Sclerotherapy, or the injection of unwanted leg veins, is one of the oldest procedures in dermatology, going back to the 1950’s, and was actually one of the original cosmetic treatments in the field.  Believe it or not, even with all of the advances in technology including laser devices, sclerotherapy remains the gold standard for treating spider leg veins.  The main reason for this is that when a vein is injected with a sclerosing chemical, it is able to travel through the entire vein and block many of the branches and connections to other veins.  Since a laser delivered through the skin is only able to treat the visible veins, often times the veins receive blood flow from another source and remain open or re-open.  Besides being effective, Sclerotherapy is practically painless, especially when compared to laser devices.

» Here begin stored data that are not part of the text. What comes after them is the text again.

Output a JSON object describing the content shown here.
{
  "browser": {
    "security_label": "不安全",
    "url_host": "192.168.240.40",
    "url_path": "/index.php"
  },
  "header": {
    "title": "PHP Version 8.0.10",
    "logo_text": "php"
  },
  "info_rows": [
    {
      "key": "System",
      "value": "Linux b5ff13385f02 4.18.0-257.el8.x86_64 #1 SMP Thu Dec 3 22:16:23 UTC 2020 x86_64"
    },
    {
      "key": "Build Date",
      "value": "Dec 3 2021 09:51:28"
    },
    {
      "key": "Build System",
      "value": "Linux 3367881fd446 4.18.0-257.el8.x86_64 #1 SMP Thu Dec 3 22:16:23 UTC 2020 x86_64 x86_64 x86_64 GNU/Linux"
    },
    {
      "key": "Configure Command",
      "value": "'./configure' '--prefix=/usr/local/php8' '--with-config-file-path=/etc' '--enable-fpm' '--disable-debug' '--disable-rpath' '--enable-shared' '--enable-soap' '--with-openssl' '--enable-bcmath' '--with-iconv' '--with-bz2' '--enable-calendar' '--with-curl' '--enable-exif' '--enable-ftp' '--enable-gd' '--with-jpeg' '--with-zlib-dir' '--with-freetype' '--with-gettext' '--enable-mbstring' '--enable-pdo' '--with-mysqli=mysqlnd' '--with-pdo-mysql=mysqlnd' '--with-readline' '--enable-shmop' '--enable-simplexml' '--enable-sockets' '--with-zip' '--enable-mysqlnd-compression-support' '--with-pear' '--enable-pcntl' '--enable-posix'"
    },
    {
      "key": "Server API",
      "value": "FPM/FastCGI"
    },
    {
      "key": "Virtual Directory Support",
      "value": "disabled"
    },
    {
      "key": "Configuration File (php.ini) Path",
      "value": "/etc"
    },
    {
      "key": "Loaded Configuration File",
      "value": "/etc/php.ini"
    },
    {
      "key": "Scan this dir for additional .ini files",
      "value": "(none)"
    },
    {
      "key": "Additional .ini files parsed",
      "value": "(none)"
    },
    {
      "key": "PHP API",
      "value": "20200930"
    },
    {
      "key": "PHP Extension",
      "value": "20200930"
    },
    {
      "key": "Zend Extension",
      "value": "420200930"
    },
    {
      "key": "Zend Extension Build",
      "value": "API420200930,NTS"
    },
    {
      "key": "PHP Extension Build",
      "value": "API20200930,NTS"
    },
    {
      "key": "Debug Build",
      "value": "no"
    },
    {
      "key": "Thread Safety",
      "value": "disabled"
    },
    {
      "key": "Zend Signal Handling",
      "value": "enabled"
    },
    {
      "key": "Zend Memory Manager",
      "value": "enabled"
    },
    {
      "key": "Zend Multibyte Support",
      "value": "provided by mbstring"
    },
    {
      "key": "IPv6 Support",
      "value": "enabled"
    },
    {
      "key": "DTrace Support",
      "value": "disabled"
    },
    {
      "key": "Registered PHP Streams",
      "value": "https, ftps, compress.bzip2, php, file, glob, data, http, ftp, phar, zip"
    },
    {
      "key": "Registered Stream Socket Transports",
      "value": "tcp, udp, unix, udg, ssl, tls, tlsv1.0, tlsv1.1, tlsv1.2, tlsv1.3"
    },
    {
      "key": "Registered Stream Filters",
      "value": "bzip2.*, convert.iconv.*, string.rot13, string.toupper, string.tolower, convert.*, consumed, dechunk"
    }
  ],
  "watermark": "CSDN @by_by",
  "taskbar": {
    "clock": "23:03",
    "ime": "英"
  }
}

What agents are used in Sclerotherapy?

There are a variety of agents available.  Hypertonic saline was the first used and still preferred by some sclerotherapists.  Other agents include Sotradecol (STS), recently FDA-approved Asclera (polidocanol), and Sclerodex.  


How do they work?

Sclerosing agents used in sclerotherapy whether hypertonic saline or one of the detergent-based products work by irritating the lining of the vein, causing it to collapse and clot.  The vein then undergoes a fibrosis and wound healing process until your body breaks down the unused vein.

How long is a Sclerotherapy session?

A typical session of sclerotherapy lasts 15-45 minutes.  Dr. Mott and Tammy Wolf use a magnified polarized light so that the smallest of veins can be treated.  The veins are entered at multiple sites with a tiny needle and the sclerosing agent is injected.  Often, the veins immediately disappear momentarily before becoming inflamed and visible again to begin the healing process.    Repeat sessions are usually necessary and can be repeated in 1-2 months.  Tip–winter is a great time to treat leg veins to allow time for healing before shorts and dress-wearing season returns! 

Post treatment Care

Following treatment compression stocking or support hose should be worn for 2-3 days and for at least two weeks during the day time.  Walking is encouraged immediately after treatment and daily.  For 2-3 days after treatment avoid heavy exercise, sunbathing, long plane flights and hot baths or sauna.

What are the risks of the treatment?

Overall, Sclerotherapy is a very safe treatment.  There have been rare reports of allergic reactions to one or more of the agents used in treatment.  Since sclerotherapy is an injectable “needle” procedure, there are risks of bleeding, bruising, and rarely skin infection.